La société Coface, dans sa dernière évaluation, a précisé que le Maroc maintenait un classement « B » en matière de risques et « A4 » pour le climat des affaires, des niveaux qui reflètent un environnement commercial relativement stable et acceptable pour les entreprises, compte tenu du contexte économique international.
L’institution prévoit que le taux de croissance du produit intérieur brut atteindra environ 4,4 % en 2026, un niveau supérieur à la moyenne mondiale estimée à 2,6 %, et dépassant également la croissance moyenne des économies émergentes fixée à 3,8 %.
Cet élan est lié, selon le rapport, aux investissements majeurs préparés pour l’organisation de la Coupe du monde 2030, en particulier dans les domaines des infrastructures, y compris les stades, les aéroports et les réseaux ferroviaires, ce qui fera du secteur de la construction l’un des principaux moteurs de l’activité économique dans les années à venir.
L’analyse des contributions à la croissance durant la période 2022-2025 met en évidence une transition claire de la structure de l’économie vers une dépendance accrue à la demande intérieure, le consommateur émergent à partir de 2023 et de manière plus marquée en 2024, se révélant comme un levier essentiel de la croissance, soutenu par l’amélioration de la confiance des ménages et la reprise du pouvoir d’achat.
L’investissement productif a également pris un virage ascendant depuis 2024, contribuant à dynamiser le cycle économique à court terme et à renforcer les potentialités de croissance à moyen terme.
Sur le plan sectoriel, l’amélioration progressive de la production agricole, alimentée par des précipitations favorables à la fin de 2025, soutient la performance économique, tout comme le maintien d’un dynamisme fort dans le secteur du tourisme, qui a dépassé les 20 millions de visiteurs l’année dernière.
Cependant, le rapport note que certaines activités industrielles, en particulier le secteur automobile, pourraient être affectées par la faiblesse de la demande européenne.

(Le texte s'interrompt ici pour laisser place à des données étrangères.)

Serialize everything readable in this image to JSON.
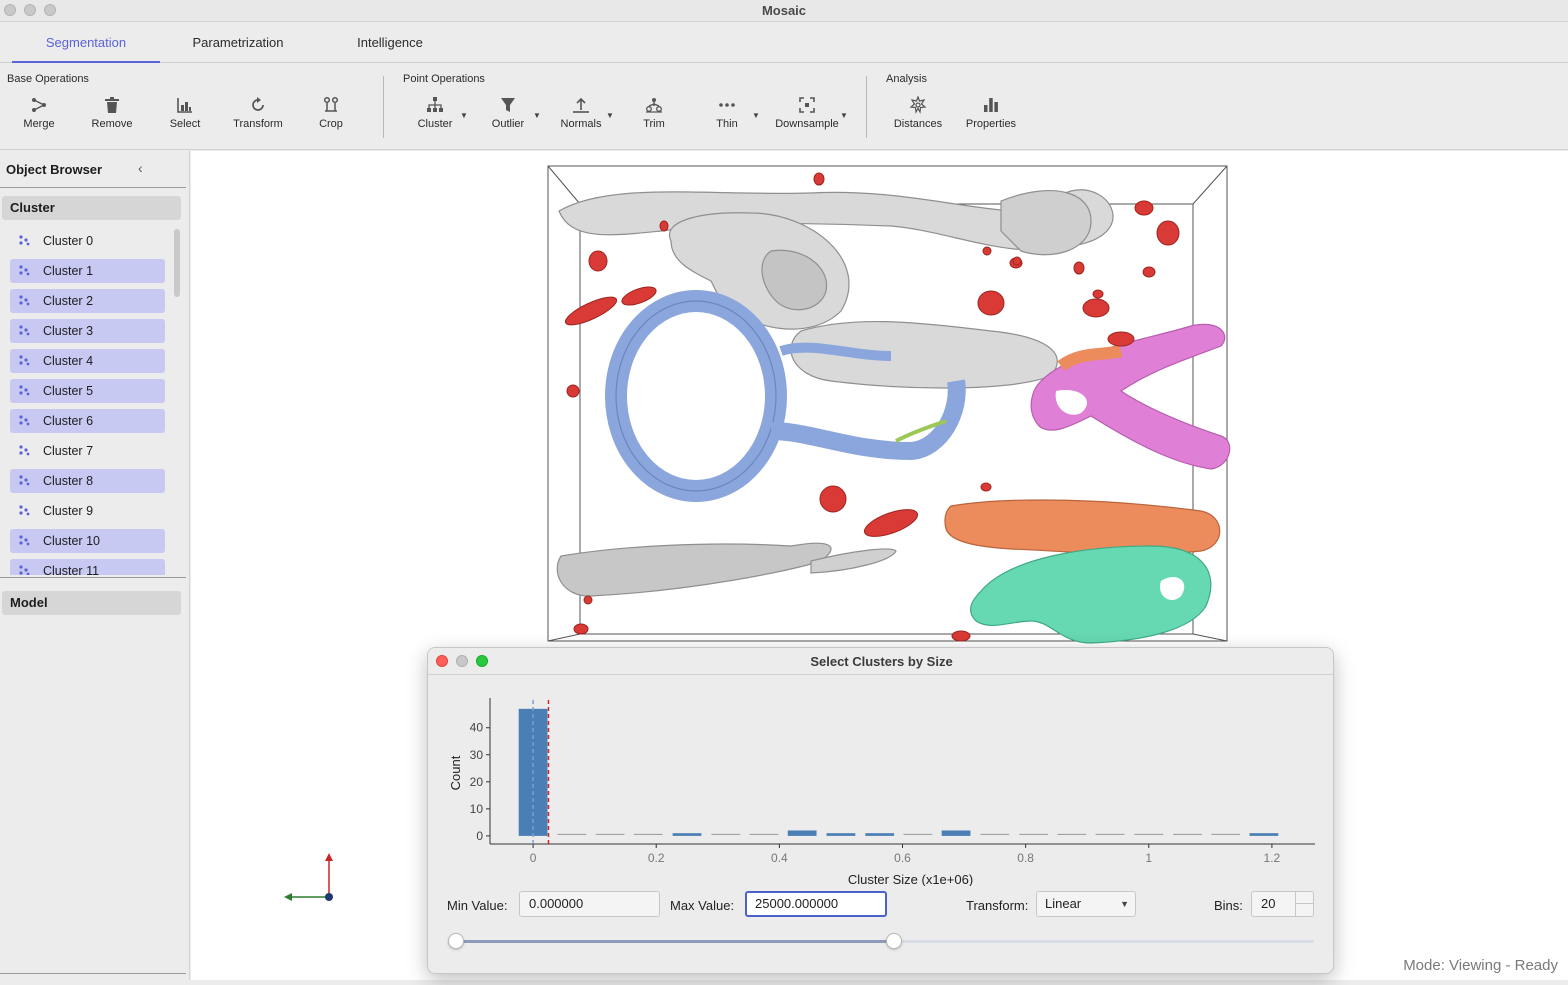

Néanmoins, le Maroc continue de renforcer sa position en tant que centre financier régional, bénéficiant d’une stabilité économique globale et d’une inflation maîtrisée autour de 1,5 %, ce qui permet de maintenir une politique monétaire favorable aux entreprises.
L’institution conclut que la baisse prévue des prix du brut Brent à environ 60 dollars le baril devrait réduire la facture énergétique et améliorer les équilibres extérieurs du royaume.